I set up subversion on my Windows 2008 server and it works fine locally, but when on a remote machine, I would like to be able to access my repository by using the URL of a website hosted on my server. Any idea how I can set that up?
+4
A:
I don't think Subversion offers any integration into IIS - according to this 2008 mailing list post, there aren't even plans - , but when you're on a Windows machine, why not use VisualSVN?

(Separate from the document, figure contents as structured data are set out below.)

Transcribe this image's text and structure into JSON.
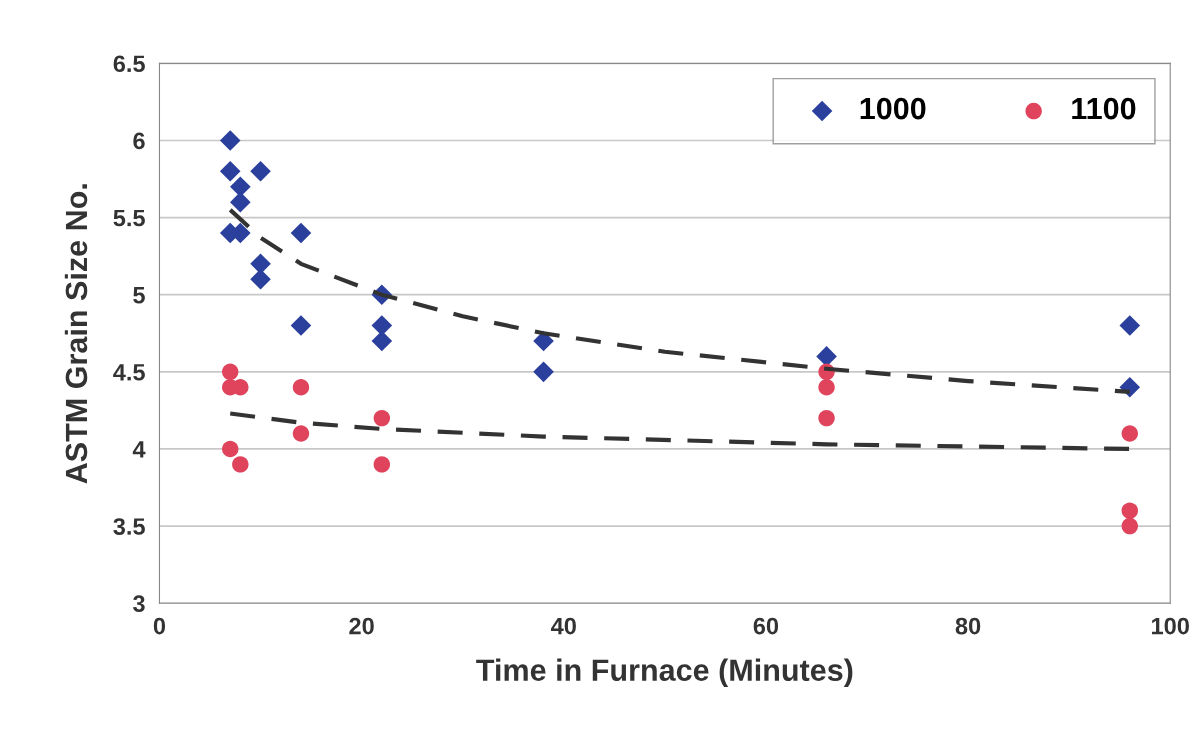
{
  "chart_data": {
    "type": "scatter",
    "xlabel": "Time in Furnace (Minutes)",
    "ylabel": "ASTM Grain Size No.",
    "xlim": [
      0,
      100
    ],
    "xticks": [
      0,
      20,
      40,
      60,
      80,
      100
    ],
    "ylim": [
      3,
      6.5
    ],
    "yticks": [
      3,
      3.5,
      4,
      4.5,
      5,
      5.5,
      6,
      6.5
    ],
    "grid": "y",
    "legend": "top right",
    "series": [
      {
        "name": "1000",
        "color": "#2b3f9c",
        "marker": "diamond",
        "x": [
          7,
          7,
          7,
          8,
          8,
          8,
          10,
          10,
          10,
          14,
          14,
          22,
          22,
          22,
          38,
          38,
          66,
          96,
          96
        ],
        "values": [
          6.0,
          5.8,
          5.4,
          5.7,
          5.6,
          5.4,
          5.8,
          5.2,
          5.1,
          5.4,
          4.8,
          5.0,
          4.8,
          4.7,
          4.7,
          4.5,
          4.6,
          4.8,
          4.4
        ]
      },
      {
        "name": "1100",
        "color": "#e0435c",
        "marker": "circle",
        "x": [
          7,
          7,
          7,
          8,
          8,
          14,
          14,
          22,
          22,
          66,
          66,
          66,
          96,
          96,
          96
        ],
        "values": [
          4.5,
          4.4,
          4.0,
          4.4,
          3.9,
          4.4,
          4.1,
          4.2,
          3.9,
          4.5,
          4.4,
          4.2,
          4.1,
          3.6,
          3.5
        ]
      },
      {
        "type": "line",
        "color": "#333333",
        "line_style": "dashed",
        "marker": "none",
        "x": [
          7,
          10,
          14,
          22,
          30,
          38,
          50,
          66,
          80,
          96
        ],
        "values": [
          5.55,
          5.37,
          5.2,
          5.0,
          4.86,
          4.75,
          4.63,
          4.52,
          4.44,
          4.37
        ]
      },
      {
        "type": "line",
        "color": "#333333",
        "line_style": "dashed",
        "marker": "none",
        "x": [
          7,
          14,
          22,
          38,
          66,
          96
        ],
        "values": [
          4.23,
          4.17,
          4.13,
          4.08,
          4.03,
          4.0
        ]
      }
    ]
  }
}
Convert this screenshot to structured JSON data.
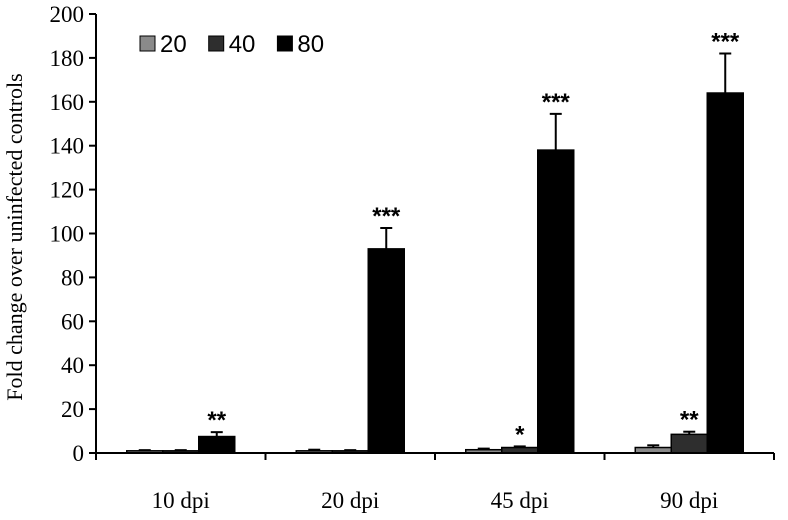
{
  "chart_data": {
    "type": "bar",
    "title": "",
    "xlabel": "",
    "ylabel": "Fold change over uninfected controls",
    "ylim": [
      0,
      200
    ],
    "yticks": [
      0,
      20,
      40,
      60,
      80,
      100,
      120,
      140,
      160,
      180,
      200
    ],
    "grid": false,
    "legend_position": "top-left",
    "categories": [
      "10 dpi",
      "20 dpi",
      "45 dpi",
      "90 dpi"
    ],
    "series": [
      {
        "name": "20",
        "color": "#8a8a8a",
        "values": [
          1,
          1,
          1.5,
          2.5
        ],
        "errors": [
          0.3,
          0.5,
          0.5,
          1
        ]
      },
      {
        "name": "40",
        "color": "#2e2e2e",
        "values": [
          1,
          1,
          2.5,
          8.5
        ],
        "errors": [
          0.3,
          0.3,
          0.5,
          1.2
        ]
      },
      {
        "name": "80",
        "color": "#000000",
        "values": [
          7.5,
          93,
          138,
          164
        ],
        "errors": [
          2,
          9.5,
          16.5,
          18
        ]
      }
    ],
    "annotations": [
      {
        "category": "10 dpi",
        "series": "80",
        "text": "**"
      },
      {
        "category": "20 dpi",
        "series": "80",
        "text": "***"
      },
      {
        "category": "45 dpi",
        "series": "40",
        "text": "*"
      },
      {
        "category": "45 dpi",
        "series": "80",
        "text": "***"
      },
      {
        "category": "90 dpi",
        "series": "40",
        "text": "**"
      },
      {
        "category": "90 dpi",
        "series": "80",
        "text": "***"
      }
    ]
  }
}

It builds on a stripped down Apache internally, is set up within minutes, and offers a great, simple interface to managing repos and users.
Pekka
2010-04-04 19:45:34
+1
A:
There is no need for IIS. You can just use the svnserve executable included with subversion. You could install it on the same machine as your webserver, and serve both http://example.com
and svn://example.com
that way. See the section svnserve, a Custom Server in the excellent subversion book.
Wim Coenen
2010-04-04 19:46:39
Correct me if I'm wrong, but from what little experience I have with it, svnserve is very limited in some areas: No fine-grained user access control (it's either read, write, or nothing), you need to run a separate instance for each repository etc.
Pekka
2010-04-04 19:49:28
@Pekka: The fine grained authorization mechanism is the same for svnserve as for apache: an authz file. But there are indeed some disadvantages to svnserve: no choice in the authentication mechanism, no encryption unless tunneled over SSH, no logging and no repository browsing with a webbrowser. OTOH it is much simpler to set up than apache, and the protocol is faster.
Wim Coenen
2010-04-04 19:55:07
@Wim thanks for clarifying, I too had the feeling that it's a great lightweight alternative when you don't need all the bells and whistles. On Windows, though, if resources are not an issue, VisualSVN is hard to beat IMO.